Demography & Labor

With the supposed onward march towards progress and development, Naga policy makers and their consultants have under compulsion initiated its course of action without having much control or ownership over it. The first evident fall-out of this approach is the ever increasing outside labor population; comprising primarily of an unskilled labor force driven by compelling conditions in search of work to meet basic necessities for survival. The incursion of the labor population is occurring in an uncontrolled, unregulated speed and hence operating in free-will that is exercised in fervor randomness.

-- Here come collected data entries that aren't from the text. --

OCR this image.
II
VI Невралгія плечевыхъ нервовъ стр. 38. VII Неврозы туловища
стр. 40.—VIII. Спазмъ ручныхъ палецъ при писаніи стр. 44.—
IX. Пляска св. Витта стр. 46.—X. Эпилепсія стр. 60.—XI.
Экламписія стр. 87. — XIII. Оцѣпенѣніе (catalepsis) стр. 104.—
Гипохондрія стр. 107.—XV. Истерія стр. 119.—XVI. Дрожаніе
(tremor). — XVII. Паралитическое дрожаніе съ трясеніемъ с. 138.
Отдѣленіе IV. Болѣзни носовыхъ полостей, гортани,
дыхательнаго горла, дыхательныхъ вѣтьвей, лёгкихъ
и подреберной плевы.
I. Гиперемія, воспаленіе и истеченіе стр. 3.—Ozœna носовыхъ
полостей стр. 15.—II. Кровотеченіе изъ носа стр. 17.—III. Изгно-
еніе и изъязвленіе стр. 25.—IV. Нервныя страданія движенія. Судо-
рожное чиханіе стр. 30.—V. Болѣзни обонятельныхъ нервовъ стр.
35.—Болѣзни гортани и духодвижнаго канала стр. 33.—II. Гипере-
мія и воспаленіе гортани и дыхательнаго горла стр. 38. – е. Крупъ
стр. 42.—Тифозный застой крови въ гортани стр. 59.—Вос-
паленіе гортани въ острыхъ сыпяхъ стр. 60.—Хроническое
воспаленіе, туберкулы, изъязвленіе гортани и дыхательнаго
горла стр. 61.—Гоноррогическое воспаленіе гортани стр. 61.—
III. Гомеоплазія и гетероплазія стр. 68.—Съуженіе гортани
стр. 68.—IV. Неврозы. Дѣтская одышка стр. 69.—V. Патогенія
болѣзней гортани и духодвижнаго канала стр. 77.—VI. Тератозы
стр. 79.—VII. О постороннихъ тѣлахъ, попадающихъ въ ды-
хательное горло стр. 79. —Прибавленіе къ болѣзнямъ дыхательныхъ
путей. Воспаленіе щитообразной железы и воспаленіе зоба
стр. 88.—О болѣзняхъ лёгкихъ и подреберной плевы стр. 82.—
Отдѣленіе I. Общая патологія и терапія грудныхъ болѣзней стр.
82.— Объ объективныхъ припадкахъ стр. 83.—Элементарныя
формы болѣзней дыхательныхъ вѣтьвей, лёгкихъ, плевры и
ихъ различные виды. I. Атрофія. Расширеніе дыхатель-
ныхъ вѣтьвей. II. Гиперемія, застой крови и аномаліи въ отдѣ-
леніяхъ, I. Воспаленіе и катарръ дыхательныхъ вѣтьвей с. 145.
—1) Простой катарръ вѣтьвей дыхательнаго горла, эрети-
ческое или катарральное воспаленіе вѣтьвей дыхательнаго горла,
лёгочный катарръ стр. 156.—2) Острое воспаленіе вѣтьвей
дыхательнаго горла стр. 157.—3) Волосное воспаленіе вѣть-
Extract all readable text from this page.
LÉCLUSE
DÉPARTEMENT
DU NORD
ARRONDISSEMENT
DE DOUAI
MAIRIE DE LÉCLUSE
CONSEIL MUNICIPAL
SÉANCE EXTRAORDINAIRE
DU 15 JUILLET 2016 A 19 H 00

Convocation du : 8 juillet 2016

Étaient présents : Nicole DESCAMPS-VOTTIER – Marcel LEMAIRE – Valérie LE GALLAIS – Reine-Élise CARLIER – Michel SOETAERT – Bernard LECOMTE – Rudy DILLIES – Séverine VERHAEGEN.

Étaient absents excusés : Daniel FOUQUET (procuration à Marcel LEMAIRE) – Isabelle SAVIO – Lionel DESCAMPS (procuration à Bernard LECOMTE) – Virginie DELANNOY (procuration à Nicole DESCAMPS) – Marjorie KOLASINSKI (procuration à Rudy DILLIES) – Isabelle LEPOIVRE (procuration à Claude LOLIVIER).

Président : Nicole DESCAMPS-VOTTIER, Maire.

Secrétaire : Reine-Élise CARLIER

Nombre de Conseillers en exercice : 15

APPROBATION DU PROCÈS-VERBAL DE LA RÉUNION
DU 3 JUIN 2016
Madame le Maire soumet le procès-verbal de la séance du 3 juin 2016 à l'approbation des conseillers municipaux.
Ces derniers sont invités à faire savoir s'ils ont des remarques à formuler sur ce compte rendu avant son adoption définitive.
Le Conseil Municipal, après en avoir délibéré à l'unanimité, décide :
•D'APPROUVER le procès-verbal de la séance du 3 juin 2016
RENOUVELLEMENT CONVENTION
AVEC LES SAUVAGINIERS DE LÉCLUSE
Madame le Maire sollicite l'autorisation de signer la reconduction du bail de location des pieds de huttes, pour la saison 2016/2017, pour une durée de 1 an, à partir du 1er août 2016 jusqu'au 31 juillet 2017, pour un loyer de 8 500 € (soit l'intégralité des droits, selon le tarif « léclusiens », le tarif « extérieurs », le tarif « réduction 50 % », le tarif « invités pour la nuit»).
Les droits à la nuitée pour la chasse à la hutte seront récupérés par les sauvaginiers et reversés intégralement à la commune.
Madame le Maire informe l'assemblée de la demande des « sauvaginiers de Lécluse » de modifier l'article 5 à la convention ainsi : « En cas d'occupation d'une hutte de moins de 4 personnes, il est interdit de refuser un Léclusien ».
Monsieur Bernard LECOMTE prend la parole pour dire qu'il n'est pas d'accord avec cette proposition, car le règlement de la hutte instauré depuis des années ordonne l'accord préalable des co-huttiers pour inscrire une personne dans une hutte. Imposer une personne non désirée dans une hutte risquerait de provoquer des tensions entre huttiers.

Such a trend has adverse consequences on the society, its culture and the people. In the Naga context, the areas most impacted by the incoming flow of labor have been around the issue of demography and employment. The effects of these consequences are self-evident and have the potential to cause far reaching short-term and long-term impairment. For instance, the dramatic increase in the population census of Nagaland State in the last two decade is quite unnatural and indicates abnormality, especially when it continues to be a ‘disturbed area’ of conflict. Perhaps the more important question would be; is the increase caused by the growing numbers of indigenous people; or is it a result of the growing non-indigenous population. By any just standard this abnormality would raise eyebrows and demands thorough investigations for immediate redressal.

History is proof that the policy of ‘demographic engineering’ has been an ongoing occurrence in situations of conflicts, particularly in the case of indigenous peoples, as a means of diluting political issues into questions of domestication and assimilation within the lexicon of its intended mainstream. Interestingly, the drastic change in Naga demography is being felt more clearly in the last ten years and more aggressively in the last 6 years or so. The rationale behind ‘demographic engineering’ has social, economic and cultural dimensions with political objective. At the heart of such a project, the intention particularly in the case of indigenous peoples is to bring people within the effective control and mechanism of state structures. It’s not therefore surprising that development without the people have questionable intent.

To address the policy of ‘demographic engineering’ requires a more comprehensive approach that touches issues of employment, trans-border labor migration and fundamentally the political question of citizenship. Present discussions and debates for effective policies to address the predicament of illegal immigrants form just one aspect of ‘demographic engineering.’ The tendency to isolate the issue of illegal immigrants could essentially be counter-productive if not placed within the broader aspects of state demographic engineering which at its root has homogenizing and hegemonizing tentacles towards assimilation into the mainstream. The continuous push and pull between the contradicting elements of the center and the periphery is best demonstrated in the struggle of demographic organizing.

The need to find a satisfactory solution to the policy of ‘demographic engineering’ based around the question of political citizenship will become more apparent. Essentially there is a need for a paradigm shift around the question of citizenship, which presently for the Nagas is primarily and revolving around primordial identities of exclusive territory. This shift requires a move towards a discourse where citizenship is centered on an inclusive understanding of political identity of a political nation where the will of the people is the decisive authority. Can Nagas be a dignified nation without this shift?